Farha Abbasi, M.D., wrote of the need to train medical providers to broaden their understanding of the role of faith in people’s lives and to be sure that they have a conversation about faith as they conduct patient evaluations. Conversely, the medical community needs to support learning among faith leaders so they can be more effective with supporting their community members. Working in partnership, the medical community and faith communities can help promote good health and connection among mental, spiritual, and physical health.

In his article, “Does Collaborative Care Include Working with Faith-Based Organizations,” the Rev. Douglas Ronsheim of the American Association of Pastoral Counselors observed that bridging the gap between spirituality and mental health can help people heal. He indicated that there are reasons to be positive about trends in how faith communities are responding to mental health issues. Rev. Ronsheim noted that faith leaders “need better training and a stronger knowledge base for dealing with mental health issues.”

Similarly, Dr. Stanford thinks that education will help immeasurably: “It’s crucial that more pastors and congregations gain access to tools that allow them to help people with mental health conditions and those contemplating suicide. To do so, they need scientifically-accurate, easily-accessible materials and training.”

The Common Thread: Training
So where does that leave us? The need for training seems to be the common thread.

The Mental Health and Faith Community Partnership, a collaboration among psychiatrists and clergy led by the American Psychiatric Association, American Psychiatric Association Foundation, and Interfaith Disability Advocacy Coalition, has begun to answer this need with the publication of two new resources to help faith leaders better understand mental health conditions and treatment, and better help individuals and families in their congregations facing mental health challenges.

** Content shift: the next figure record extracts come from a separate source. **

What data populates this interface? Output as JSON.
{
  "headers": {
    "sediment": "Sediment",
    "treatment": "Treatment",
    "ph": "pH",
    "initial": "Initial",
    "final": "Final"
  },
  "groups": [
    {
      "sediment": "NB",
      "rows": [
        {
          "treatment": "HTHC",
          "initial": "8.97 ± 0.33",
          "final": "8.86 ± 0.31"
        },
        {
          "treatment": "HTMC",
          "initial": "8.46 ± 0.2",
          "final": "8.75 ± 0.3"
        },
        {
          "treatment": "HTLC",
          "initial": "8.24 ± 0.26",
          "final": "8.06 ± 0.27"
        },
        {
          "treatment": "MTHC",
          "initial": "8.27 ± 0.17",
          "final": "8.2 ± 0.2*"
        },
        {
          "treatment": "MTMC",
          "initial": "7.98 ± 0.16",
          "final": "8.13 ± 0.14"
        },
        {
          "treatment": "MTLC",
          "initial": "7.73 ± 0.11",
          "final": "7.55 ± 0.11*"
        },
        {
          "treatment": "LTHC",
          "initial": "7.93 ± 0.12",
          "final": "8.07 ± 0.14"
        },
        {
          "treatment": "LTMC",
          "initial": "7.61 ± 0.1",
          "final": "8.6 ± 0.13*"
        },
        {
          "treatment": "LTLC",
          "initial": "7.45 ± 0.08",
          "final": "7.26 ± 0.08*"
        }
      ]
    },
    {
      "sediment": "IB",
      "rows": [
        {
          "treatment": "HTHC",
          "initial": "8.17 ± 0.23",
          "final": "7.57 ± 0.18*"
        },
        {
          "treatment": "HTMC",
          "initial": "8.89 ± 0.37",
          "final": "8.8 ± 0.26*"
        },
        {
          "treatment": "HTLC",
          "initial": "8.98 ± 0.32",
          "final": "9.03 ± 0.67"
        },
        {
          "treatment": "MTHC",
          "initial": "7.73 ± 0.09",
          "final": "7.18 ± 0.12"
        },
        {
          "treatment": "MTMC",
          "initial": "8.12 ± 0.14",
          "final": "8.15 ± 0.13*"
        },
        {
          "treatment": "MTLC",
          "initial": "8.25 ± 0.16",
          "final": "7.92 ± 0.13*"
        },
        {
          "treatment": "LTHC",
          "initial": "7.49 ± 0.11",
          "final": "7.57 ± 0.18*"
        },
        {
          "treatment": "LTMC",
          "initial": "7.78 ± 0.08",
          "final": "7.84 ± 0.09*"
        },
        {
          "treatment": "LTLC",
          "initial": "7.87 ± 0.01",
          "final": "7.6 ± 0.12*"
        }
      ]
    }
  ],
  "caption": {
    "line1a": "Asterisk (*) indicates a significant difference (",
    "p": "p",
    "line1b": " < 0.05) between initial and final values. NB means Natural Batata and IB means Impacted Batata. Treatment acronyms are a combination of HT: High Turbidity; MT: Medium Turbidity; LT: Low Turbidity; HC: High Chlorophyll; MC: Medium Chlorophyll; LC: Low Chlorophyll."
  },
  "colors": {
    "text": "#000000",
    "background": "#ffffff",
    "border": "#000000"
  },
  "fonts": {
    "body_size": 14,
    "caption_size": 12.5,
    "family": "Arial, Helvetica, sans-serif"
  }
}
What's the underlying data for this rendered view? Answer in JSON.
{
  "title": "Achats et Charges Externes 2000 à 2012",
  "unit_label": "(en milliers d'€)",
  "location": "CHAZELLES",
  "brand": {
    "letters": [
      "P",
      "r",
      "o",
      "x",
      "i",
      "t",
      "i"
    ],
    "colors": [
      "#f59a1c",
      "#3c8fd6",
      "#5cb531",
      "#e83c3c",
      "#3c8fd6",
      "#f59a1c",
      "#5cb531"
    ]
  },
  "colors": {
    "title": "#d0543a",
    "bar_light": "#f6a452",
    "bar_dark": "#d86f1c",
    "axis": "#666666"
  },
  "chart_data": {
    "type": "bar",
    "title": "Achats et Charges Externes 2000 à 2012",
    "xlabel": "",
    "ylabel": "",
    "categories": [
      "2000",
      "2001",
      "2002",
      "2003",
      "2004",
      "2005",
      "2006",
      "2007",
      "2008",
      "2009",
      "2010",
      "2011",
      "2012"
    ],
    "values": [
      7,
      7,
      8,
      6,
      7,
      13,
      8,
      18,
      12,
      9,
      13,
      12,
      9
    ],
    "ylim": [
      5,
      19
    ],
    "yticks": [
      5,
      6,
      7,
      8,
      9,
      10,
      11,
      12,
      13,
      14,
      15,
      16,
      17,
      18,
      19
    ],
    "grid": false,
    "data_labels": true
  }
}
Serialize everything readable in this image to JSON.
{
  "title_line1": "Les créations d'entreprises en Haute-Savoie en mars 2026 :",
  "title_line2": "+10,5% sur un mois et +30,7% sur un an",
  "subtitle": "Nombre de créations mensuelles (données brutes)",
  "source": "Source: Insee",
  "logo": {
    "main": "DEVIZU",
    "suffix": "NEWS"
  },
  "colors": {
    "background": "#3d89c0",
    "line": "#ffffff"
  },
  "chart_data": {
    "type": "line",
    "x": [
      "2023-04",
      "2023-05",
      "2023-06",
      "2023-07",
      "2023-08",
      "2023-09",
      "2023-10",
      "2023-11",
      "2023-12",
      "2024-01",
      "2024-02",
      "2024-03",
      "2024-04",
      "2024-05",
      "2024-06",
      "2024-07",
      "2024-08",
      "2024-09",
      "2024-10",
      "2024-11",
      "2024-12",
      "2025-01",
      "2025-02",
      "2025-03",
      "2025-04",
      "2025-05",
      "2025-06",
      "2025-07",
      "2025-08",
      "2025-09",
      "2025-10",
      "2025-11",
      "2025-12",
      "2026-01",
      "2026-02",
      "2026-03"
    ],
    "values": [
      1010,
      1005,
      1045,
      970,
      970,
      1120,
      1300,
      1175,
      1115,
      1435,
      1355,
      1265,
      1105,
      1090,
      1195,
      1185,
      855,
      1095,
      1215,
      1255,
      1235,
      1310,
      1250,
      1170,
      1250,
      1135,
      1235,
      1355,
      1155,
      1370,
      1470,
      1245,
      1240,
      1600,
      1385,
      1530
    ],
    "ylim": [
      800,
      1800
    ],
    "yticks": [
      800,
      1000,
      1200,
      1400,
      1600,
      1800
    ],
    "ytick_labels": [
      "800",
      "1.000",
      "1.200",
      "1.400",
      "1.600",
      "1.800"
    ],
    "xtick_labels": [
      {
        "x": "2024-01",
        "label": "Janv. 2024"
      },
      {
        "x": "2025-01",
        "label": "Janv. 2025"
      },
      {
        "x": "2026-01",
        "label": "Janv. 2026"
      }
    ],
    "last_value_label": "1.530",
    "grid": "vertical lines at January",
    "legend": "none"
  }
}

The “Mental Health: A Guide for Faith Leaders” booklet and a companion two-page “Quick Reference on Mental Health for Faith Leaders” are available from the American Psychiatric Association Foundation at www.psychiatry.org/faith.

In their role
as “first responders,” faith leaders can help dispel misunderstandings,
reduce stigma associated with mental illness and treatment, and help
access to treatment for those in need. The Guide and Quick Reference provide faith leaders with the knowledge, tools, and resources to support that role.

The APA Foundation is not the only organization working to fill that void. In his article, Dr. Stanford provided information about another training effort, this one from the Hope and Healing Center & Institute, that seeks “to train pastors and spiritual leaders to more effectivelyand in a faith-based contextassist congregants in need of mental health care.” The Internet-based program covers a variety of mental health conditions and each of the 12-minute videos involves a faith leader, a mental health professional, and a person living with the mental health condition at issue.


Your Turn

  • How does your faith community support members with mental health issues and their families?
  • What resources does your faith community offer to people who struggle with mental health concerns or to those who have lost a loved one to suicide?
  • What are you willing to do to help your faith community change attitudes about mental health?